Monthly Archives: March 2018

Excuse Me, I’ve Misplaced my Brain

My cell phone had been giving me grief for a while. Since it’s a few years past its free replacement date, I headed to our local MTS shop to pick up a new one. Because there always seems to be a lineup, I packed the necessities. But to my surprise, I was the only one in there. I walked up to the counter, thrilled with the lack of other customers. ‘It’s past time to replace my phone,’ I said. ‘And I have some changes to make to my account.’

‘Let me see it,” said the employee, a friendly guy I’ve dealt with before. I checked my pockets and the handy cloth bag I was carrying.
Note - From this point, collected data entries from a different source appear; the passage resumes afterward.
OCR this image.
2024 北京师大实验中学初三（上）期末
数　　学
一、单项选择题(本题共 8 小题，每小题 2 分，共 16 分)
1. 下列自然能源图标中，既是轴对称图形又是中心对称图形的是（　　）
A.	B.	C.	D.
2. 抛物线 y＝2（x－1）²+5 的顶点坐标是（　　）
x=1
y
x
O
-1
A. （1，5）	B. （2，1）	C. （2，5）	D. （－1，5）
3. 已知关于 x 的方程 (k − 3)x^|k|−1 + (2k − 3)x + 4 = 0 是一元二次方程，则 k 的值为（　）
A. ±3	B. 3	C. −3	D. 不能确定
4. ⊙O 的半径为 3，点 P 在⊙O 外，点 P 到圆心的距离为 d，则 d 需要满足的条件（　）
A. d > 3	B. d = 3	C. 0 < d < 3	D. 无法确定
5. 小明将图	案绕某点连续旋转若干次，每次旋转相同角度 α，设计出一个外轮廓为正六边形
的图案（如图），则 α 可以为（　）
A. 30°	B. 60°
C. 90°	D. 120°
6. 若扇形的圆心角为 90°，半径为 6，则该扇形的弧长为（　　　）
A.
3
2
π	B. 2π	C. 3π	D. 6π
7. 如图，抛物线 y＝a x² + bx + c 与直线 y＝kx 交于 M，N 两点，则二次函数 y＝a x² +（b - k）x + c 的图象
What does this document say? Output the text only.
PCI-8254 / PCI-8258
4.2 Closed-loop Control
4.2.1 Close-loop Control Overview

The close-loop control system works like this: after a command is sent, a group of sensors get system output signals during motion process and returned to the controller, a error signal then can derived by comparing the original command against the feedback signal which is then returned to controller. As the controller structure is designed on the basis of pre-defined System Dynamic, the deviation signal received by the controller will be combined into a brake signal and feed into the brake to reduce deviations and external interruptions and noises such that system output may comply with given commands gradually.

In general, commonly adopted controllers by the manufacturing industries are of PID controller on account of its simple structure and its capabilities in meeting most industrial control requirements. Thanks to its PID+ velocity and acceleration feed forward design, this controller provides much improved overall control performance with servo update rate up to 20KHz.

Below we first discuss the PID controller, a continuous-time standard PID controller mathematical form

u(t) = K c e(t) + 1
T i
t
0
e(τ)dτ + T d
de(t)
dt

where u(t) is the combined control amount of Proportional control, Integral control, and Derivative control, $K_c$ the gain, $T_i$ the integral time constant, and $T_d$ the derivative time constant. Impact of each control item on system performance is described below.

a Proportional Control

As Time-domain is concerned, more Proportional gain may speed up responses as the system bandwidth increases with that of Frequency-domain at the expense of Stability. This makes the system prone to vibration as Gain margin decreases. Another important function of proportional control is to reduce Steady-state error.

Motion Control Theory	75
I dug through my jeans and my secret inside-the-ski-jacket zippered compartment. Nothing.

‘I’ve forgotten it,’ I said, trying to look nonchalant.

‘Well, let’s take a look at your account. Do you have some ID?’

I checked my coat and jean bag once more. ‘I can’t seem to find my wallet. But I brought my kindle.’ I held it up like a trophy as we stared at each other, unsure of who should speak next. ‘I was worried about being bored,’ I said, over explaining as usual. ‘I always bring something to read and I just got a new book from Amazon before I came up here.’

‘Uh huh,’ he said. I get this a lot from sales people. A kind of measured look, like I’m taking a test I’ll never pass no matter how hard I try. I can’t crack the code of people who know how to behave in every situation. Anyway, it took a few days for me to get back there with my phone.

Meanwhile, on the same day, in preparation for doing chores around the house, I plugged in my ear buds, picked a playlist on the phone I’d found in the laundry room and started changing the sheets on my bed. I was busy grooving to the cool sounds of Taka Taka when my ears began vibrating with such intensity, I felt like I was sitting on one of those motel beds from the ’70’s. I stopped moving. Everything was fine. I snapped the sheet in the air and spread it out onto the bed. Suddenly, zap! I looked around. What was going on? I backed away from the bed, but nothing more happened. So I started tucking in the sheet. Zap! Zap!

I ripped the ear buds out, feeling like the unwitting participant in a science experiment. Am I being body snatched? I wondered. Being a writer, I’m open to all kinds of possibilities. This idea, though frightening, was also intriguing. I picked up the next sheet, and as my fingers got a shock, reality set in. I was electrocuting my ears with static.

I’d missed some sleep the night before and I’m always a little zombie-like when that happens. Not brain dead, exactly. Just brain displaced. And my default setting for situational analysis is never very logical. I always prefer the more exotic reason for strange problems. Like aliens. Or rogue government agents planting thoughts into my head. It was actually a little disappointing to realize that plain old static electricity was causing the problem. If you’ve experienced this and you’re inclined to believe in a darker and more interesting theory, perhaps with conspiracy elements, please let me know. I really want to believe that my brain is not the problem.